What Should You Do if Your Daughter Hates You?
What Should You Do if Your Daughter Hates You?
Raising a child is difficult enough, but it can become even tougher when your kid decides they just don’t like you anymore. Whether you got into a fight or she’s just been moody lately, hearing the words “I hate you” can really do a number on your relationship. Fortunately, there are a few ways you can work around her feelings and get your parent-daughter relationship back on track. Keep reading to see how you can approach your daughter and be there for her when she wants to talk.
Steps

Listen to her.

If she’s telling you she hates you, hear her out. Even though it might be tough to hear, it’s important that you let her talk and say what she needs to say. If she feels like she can express herself, she’ll be more likely to work on her issues with you. It’s important not to yell over her or cut her off. If you do that, you’ll only make the issue worse. If you’re dealing with an adult daughter who is angry at you, it’s even more important that you listen to what she has to say. If you two can have a real discussion about what’s bothering her, you may be able to repair your relationship.

Validate her opinion.

She can’t help what she’s feeling right now. Even if it seems dramatic or a little ridiculous to you, try to tell her that her thoughts and feelings are valid. Thank her for opening up to you to encourage her to do it more in the future. You could say something like, “Thank you for telling me that. I had no idea you felt that way. It sounds like you’re going through a really tough time.” Try not to talk down to her, especially if you’re dealing with an adult child. Talk to her like she’s an adult to have a more rational discussion.

Give her some space.

Pushing her to talk might only make it worse. If your daughter says she hates you and she doesn’t want to be around you, let it go. She’ll take the time to cool off, and you two can hopefully talk it out when she’s feeling a little better. It will also give you some time to cool off, too. It hurts to hear your daughter say that she hates you, so you can take some time to work through your emotions.

Stay calm.

Try not to get angry or upset. Although it can be tough to hear the words “I hate you,” don’t show it. The more you can stay in control of your emotions, the smoother your interactions with each other will go. If you react with anger, you two are most likely going to get into a fight.

Keep the rules the same.

Have the same boundaries that you’ve always had with your daughter. If she’s still living at home, keep her curfew the same. If your daughter is an adult and out of the house, let her come over and visit whenever she likes. The more you maintain stability, the better the outcome will be. It’s natural to want to buckle down and enforce rules on your daughter, especially if she’s a teenager. However, children with strict parents tend to act out in secret, and they won’t open up to you as much about issues in their lives.

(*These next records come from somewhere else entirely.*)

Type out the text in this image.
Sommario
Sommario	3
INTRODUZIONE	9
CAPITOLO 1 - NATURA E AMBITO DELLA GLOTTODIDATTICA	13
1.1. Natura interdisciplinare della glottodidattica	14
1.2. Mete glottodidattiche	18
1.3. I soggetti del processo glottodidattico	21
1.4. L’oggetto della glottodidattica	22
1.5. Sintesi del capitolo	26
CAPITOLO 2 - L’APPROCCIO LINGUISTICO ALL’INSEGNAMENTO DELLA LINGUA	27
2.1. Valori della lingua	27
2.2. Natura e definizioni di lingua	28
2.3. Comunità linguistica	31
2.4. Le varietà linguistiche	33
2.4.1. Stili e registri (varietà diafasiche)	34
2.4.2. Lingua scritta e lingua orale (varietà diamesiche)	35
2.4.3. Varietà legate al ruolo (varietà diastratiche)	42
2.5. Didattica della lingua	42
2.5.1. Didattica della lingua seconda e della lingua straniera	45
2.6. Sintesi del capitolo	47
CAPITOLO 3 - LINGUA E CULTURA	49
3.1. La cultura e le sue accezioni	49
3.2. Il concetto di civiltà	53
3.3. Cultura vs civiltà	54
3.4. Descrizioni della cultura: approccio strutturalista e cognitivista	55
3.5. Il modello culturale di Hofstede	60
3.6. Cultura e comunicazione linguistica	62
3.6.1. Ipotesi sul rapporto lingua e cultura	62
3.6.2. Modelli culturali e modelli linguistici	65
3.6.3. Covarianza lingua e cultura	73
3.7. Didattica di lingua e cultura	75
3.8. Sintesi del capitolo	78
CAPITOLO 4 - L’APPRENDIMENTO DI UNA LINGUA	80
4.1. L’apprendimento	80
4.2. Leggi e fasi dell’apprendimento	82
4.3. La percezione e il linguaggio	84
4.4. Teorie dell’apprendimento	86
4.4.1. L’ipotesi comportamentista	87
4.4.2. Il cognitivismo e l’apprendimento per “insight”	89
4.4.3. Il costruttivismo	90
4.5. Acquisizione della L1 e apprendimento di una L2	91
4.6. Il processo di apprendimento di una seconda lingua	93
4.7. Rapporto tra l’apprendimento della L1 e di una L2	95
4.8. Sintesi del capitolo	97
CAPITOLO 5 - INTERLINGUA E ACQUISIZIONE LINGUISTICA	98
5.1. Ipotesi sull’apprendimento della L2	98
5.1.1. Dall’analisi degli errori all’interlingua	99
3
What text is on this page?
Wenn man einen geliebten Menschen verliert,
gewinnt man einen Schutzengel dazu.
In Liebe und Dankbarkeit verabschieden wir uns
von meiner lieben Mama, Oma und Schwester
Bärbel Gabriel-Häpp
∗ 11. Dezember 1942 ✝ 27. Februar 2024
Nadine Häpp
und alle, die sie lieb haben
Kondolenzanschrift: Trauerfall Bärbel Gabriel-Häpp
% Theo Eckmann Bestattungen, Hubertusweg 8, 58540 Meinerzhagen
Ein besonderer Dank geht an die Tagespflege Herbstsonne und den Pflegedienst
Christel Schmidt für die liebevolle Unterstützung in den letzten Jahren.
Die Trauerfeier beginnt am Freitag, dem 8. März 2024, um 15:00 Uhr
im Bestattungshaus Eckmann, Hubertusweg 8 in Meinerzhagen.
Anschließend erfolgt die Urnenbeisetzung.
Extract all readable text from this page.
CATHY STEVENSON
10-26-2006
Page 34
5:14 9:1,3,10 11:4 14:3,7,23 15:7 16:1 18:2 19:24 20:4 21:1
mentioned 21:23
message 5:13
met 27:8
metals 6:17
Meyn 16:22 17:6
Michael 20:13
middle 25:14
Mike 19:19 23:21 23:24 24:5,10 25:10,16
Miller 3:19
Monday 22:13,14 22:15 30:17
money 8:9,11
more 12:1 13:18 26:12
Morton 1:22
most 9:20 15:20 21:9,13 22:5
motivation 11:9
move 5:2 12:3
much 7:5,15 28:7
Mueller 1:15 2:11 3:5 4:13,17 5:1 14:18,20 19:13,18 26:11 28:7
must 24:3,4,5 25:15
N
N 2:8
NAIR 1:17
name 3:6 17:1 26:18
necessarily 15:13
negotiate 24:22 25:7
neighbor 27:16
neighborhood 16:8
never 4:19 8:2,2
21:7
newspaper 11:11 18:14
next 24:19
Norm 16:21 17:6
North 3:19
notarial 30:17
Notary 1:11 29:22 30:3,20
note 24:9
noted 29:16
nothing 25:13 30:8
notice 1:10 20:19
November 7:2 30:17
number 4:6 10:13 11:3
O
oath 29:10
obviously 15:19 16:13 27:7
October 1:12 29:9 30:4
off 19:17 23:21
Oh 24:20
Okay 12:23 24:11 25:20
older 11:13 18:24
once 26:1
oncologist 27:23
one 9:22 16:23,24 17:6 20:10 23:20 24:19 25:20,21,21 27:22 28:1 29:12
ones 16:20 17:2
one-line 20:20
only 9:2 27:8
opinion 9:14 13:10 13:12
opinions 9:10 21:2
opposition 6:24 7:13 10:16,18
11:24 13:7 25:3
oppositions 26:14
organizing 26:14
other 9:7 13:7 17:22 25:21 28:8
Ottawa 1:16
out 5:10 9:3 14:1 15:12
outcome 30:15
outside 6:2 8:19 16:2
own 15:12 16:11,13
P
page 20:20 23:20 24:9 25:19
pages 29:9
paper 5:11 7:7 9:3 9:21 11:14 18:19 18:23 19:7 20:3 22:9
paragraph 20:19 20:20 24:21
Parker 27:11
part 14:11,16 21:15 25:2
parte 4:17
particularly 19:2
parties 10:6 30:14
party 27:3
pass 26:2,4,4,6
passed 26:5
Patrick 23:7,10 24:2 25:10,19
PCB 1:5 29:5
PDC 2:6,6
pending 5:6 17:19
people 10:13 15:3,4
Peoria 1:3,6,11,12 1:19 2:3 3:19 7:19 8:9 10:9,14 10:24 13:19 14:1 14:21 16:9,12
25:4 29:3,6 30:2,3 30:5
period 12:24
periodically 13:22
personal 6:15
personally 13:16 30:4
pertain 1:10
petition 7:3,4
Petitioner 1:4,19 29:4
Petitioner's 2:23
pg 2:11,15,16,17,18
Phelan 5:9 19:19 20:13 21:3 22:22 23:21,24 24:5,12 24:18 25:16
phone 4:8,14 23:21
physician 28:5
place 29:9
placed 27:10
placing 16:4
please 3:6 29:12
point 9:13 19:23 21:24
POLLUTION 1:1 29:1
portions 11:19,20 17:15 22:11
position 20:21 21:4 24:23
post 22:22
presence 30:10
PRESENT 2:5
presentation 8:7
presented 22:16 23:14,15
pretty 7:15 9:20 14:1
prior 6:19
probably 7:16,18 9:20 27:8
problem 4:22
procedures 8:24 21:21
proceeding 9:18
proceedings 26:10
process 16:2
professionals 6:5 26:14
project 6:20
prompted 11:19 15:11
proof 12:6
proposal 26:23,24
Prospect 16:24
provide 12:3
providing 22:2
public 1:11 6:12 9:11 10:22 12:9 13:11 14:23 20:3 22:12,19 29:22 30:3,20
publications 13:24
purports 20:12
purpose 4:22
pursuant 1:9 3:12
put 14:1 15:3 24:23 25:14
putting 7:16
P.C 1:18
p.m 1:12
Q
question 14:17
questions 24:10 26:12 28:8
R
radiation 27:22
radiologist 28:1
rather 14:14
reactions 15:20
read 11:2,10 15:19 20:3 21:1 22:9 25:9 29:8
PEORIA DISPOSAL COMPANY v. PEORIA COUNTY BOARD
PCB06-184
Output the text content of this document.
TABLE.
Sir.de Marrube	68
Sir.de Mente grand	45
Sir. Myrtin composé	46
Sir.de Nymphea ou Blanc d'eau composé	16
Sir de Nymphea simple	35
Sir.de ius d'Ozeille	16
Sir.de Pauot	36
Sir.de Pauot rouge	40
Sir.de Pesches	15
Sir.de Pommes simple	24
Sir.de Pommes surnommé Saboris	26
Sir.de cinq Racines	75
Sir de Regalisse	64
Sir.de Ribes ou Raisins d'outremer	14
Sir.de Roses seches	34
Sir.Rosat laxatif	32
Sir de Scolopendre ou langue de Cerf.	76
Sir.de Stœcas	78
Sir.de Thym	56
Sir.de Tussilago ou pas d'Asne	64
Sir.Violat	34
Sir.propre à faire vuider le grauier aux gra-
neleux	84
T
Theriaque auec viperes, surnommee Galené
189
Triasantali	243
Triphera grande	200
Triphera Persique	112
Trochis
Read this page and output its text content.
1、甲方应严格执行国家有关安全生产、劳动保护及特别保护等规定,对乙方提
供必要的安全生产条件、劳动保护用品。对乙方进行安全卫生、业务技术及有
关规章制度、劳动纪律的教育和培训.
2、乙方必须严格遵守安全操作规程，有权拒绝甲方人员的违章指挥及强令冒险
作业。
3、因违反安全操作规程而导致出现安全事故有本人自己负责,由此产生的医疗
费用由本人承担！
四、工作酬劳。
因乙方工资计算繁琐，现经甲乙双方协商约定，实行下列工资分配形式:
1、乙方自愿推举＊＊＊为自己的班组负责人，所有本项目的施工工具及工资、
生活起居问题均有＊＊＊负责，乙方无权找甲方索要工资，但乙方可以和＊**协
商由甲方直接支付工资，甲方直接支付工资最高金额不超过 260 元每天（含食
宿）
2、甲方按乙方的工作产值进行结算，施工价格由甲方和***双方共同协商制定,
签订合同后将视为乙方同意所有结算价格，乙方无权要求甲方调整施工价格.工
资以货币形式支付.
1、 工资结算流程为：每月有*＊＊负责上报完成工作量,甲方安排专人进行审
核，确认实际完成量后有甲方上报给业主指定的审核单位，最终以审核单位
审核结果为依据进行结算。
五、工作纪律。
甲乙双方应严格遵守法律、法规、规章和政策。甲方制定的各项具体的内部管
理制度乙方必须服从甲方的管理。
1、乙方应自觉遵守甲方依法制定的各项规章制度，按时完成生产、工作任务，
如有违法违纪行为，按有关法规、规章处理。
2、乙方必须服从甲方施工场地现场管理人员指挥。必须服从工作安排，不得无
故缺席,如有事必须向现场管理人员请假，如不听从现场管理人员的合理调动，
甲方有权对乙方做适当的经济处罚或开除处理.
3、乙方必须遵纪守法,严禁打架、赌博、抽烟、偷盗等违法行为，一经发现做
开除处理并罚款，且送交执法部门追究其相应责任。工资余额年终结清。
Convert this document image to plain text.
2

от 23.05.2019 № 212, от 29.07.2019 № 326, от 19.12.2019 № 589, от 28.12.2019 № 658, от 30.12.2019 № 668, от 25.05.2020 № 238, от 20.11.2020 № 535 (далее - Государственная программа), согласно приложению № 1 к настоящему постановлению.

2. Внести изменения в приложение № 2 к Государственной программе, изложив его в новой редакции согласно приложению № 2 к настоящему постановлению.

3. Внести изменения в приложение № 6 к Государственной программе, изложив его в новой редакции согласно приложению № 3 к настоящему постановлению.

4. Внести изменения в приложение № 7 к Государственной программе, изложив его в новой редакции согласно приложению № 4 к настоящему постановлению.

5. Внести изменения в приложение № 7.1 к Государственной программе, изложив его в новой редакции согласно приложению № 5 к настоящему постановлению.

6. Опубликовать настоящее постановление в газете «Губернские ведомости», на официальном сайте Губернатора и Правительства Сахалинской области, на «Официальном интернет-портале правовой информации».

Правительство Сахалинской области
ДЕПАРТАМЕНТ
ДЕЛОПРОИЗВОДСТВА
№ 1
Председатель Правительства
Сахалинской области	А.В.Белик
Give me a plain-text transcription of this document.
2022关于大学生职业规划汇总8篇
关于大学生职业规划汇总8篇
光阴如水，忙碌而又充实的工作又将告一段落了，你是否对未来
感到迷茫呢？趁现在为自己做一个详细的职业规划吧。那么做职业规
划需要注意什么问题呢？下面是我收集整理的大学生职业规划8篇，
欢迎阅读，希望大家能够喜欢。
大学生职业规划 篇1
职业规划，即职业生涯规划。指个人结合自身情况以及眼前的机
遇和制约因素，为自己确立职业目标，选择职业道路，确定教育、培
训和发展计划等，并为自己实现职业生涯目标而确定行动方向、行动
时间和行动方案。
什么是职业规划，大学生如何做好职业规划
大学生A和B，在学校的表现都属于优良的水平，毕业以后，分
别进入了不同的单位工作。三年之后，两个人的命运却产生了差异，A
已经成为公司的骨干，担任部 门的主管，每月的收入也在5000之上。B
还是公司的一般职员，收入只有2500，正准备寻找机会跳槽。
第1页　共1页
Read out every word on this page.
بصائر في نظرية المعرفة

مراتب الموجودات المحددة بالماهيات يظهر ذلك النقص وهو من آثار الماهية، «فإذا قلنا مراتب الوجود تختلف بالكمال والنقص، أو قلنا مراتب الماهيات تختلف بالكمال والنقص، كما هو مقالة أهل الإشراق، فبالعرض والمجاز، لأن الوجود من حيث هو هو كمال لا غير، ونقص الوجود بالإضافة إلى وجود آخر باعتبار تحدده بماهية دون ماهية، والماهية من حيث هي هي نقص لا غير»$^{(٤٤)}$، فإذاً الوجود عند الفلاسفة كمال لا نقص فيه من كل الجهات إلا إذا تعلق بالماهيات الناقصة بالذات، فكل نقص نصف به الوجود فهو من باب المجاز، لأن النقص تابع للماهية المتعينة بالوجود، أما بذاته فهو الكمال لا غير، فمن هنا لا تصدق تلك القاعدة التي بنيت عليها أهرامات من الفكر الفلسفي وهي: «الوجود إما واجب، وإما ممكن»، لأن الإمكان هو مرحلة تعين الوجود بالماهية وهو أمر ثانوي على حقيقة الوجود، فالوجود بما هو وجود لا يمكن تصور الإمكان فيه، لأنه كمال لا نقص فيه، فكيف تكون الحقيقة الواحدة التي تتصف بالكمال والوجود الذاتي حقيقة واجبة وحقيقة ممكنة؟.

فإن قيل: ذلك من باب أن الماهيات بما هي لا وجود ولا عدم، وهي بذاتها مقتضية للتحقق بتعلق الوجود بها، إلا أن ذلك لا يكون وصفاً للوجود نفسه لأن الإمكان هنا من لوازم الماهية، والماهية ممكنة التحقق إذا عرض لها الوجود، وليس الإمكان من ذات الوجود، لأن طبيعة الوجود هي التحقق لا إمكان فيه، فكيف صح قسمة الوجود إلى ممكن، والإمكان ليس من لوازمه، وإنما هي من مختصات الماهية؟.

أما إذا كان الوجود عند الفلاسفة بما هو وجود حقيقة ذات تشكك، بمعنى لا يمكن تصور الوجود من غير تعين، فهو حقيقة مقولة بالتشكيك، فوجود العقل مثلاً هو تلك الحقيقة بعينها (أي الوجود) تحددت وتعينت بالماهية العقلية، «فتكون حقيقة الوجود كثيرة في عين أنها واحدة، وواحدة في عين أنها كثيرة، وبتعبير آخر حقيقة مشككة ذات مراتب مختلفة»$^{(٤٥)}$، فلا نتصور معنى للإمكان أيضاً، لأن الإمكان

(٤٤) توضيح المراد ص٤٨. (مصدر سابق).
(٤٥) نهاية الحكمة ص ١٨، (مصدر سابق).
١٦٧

Praise her for the positives.

Try to call out her good behavior, not just the bad. Any time you notice your daughter doing something good, point it out and tell her how proud you are. It doesn’t matter how old she is—she’ll appreciate the support from you. Oftentimes, disrespectful or troubled children only interact with their parents when they’ve done something wrong, which can lead to resentment and anger. If your daughter is a teenager, praise her for good test scores or following her curfew. If your daughter is an adult, praise her for larger things, like her direction in life or her own children.

Counteract her hate with love.

Whatever you do, don’t stop loving your daughter. Even though she says she hates you now, she’s probably not going to feel that way forever. Keep being her parent and stick by her side no matter what. You might have to deal with some sullen moods or a few snarky words, especially when your daughter is a teenager.

Get to the root of the problem.

What is your daughter actually angry about? Is it something that you did, or is she stressed about another area of her life? You can calmly and gently ask her about what’s going on, but be careful not to push it (and don’t get offended if she doesn’t tell you anything). You could say something like, “I noticed that you haven’t been as excited about school lately. Is everything okay?” If your daughter is an adult and she’s mad at you, she’ll probably be able to articulate why. Try to hear her out, even if it hurts your feelings.

Distract yourself if you start ruminating.

It can be tough to deal with conflict from your own child. If you notice your thoughts start spinning or you can’t stop thinking about it, try to do something distracting. Go for a jog, do a crossword puzzle, or play with a pet. The more you can stop thinking about it so much, the better you’ll feel. Try to pay attention to your body, too. Relax your shoulders, unclench your jaw, and take a deep breath in and out.

Be there when she reaches out again.

Welcome her with open arms. Try not to hold it against her, and work on strengthening your relationship going forward. Spend some time together just the two of you, and don’t bring up the fact that you two weren’t getting along so well earlier. Try to always stay open so she feels welcomed by you. If you push her away, there’s a chance she won’t ever want to reconnect with you.